Belaire High Student Gets ‘Head Start’ on College & Career

Isaac Olguin, sophomore at Belaire High, participates in a mock interview as through Urban Restoration Enhancement Corporation’s (UREC) College & Career Ready program.

Isaac Olguin is a sophomore at Belaire High School. Originally from central Florida, Isaac and his family moved to Slidell, La. where he attended sixth through ninth grade. His family moved to Baton Rouge this school year. For Isaac, that meant a new school, new friends, and new opportunities.

One of those opportunities presented itself when a teacher at Belaire, Catina Flowers, encouraged him to enroll in Urban Restoration Enhancement Corporation’s College and Career Ready Program. Mrs. Flowers, whose daughter was already a participant in the program, felt that Isaac was a student with potential and could benefit from the curriculum focused on college and career readiness.

Isaac is the second oldest of four siblings. When he graduates in 2019, not only will he be the first in his family to graduate from high school, he will also be the first to attend college.“Being the first in my family to go to college without any help will be difficult, but when my mind is set to something I will succeed at anything,” explained Isaac.

Realizing he’d need additional academic support to achieve his dream of going to college, especially in the area of ACT test preparation, he followed Mrs. Flowers’ recommendation and committed to participate in College & Career Ready Program. When Isaac first started the program, his career goal was to become a construction manager. Some of his family members work in construction, and he’d helped them out on a few job sites. Isaac was confident that a construction management degree was his way into this field.

However, he began to think differently about his career choice after attending the program’s Young Professionals Panel Presentation. The panel of college students and young professionals shared their experiences of starting out in the workforce, discussing topics such as proper etiquette in the workplace and the importance of establishing oneself as a reliable, competent, and proactive employee. One panelist, a Southern University student and civil engineering major, encouraged Isaac to consider majoring in civil engineering instead of construction management. He advised Isaac to broaden his career options so that he could work on both construction projects and other types of engineering projects. Grateful for the advice, Isaac has now decided to pursue civil engineering.

In addition to the Young Professionals Panel, Isaac has benefited from many of the program’s other resources. He learned about the college admissions process and college life from current college students and recent graduates. And, Lynnette Lee from the Career Center at the East Baton Rouge Parish Public Library provided a series of workshops with advice on the job search process from writing an effective resume and cover letter to preparing for a job interview.

Through a collaboration with the service organization, the Greater Baton Rouge Chapter of the Links, Inc., he also participated in two mock interviews with seasoned business professionals and Links members Helena Cunningham, Founder and CEO of National Housing Consultant Services, and Rose Hudson, President of the Louisiana Lottery.

Isaac Olguin prepares a personal essay as a program requirement through UREC’s College & Career Ready program.

Still, it was the Personal Essay Writing workshop series facilitated by Nayita Wilson, Founder and CEO of NVisions Communications & Consulting, that resonated with him most.
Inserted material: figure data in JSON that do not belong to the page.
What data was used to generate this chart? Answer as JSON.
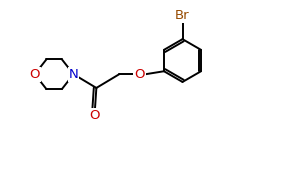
{
  "bg_color": "#ffffff",
  "line_color": "#000000",
  "atom_colors": {
    "O": "#cc0000",
    "N": "#0000cc",
    "Br": "#964B00",
    "C": "#000000"
  },
  "font_size_atom": 9.5,
  "figure_width": 2.88,
  "figure_height": 1.77,
  "dpi": 100
}
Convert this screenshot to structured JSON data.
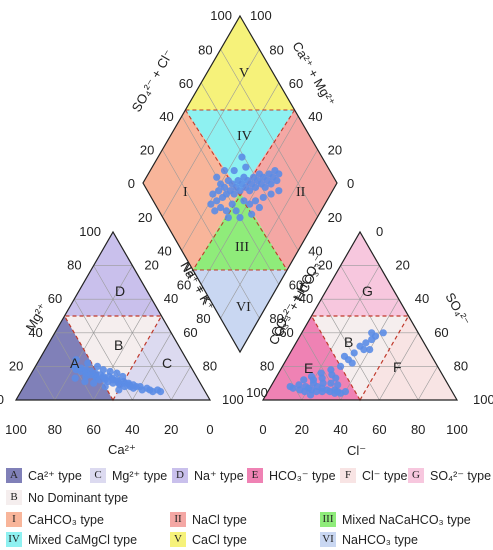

In those workshops, Isaac learned the art of writing a stand-out essay for college admissions counselors and scholarship committees.

“The most valuable thing I learned from this program is how to write a personal statement for college,” said Isaac. “I believe this will help me when I need to write an essay for college because I won’t struggle as if I hadn’t practiced it before.”

“The kind of growth I’ve witnessed in Isaac is what we want to see from all students who participate in our program,” said UREC Program Director Kathryn Robinson. “When he started the program, he was quiet and unsure of himself and his ability to get admitted into college. I’ve watched Isaac develop into a student more confident of himself, his voice, and his ability to access the information he’ll need to make the right decisions about college and career.”

Above all, Isaac believes the program is preparing him to be ahead of the curve. “The benefits from this program are great because moving on in life is important, but it can also be difficult. This program helps,” he said. “They help you by giving you tips and great advice from job search to applying for scholarships. In the end, it gives you a head start from everyone else.”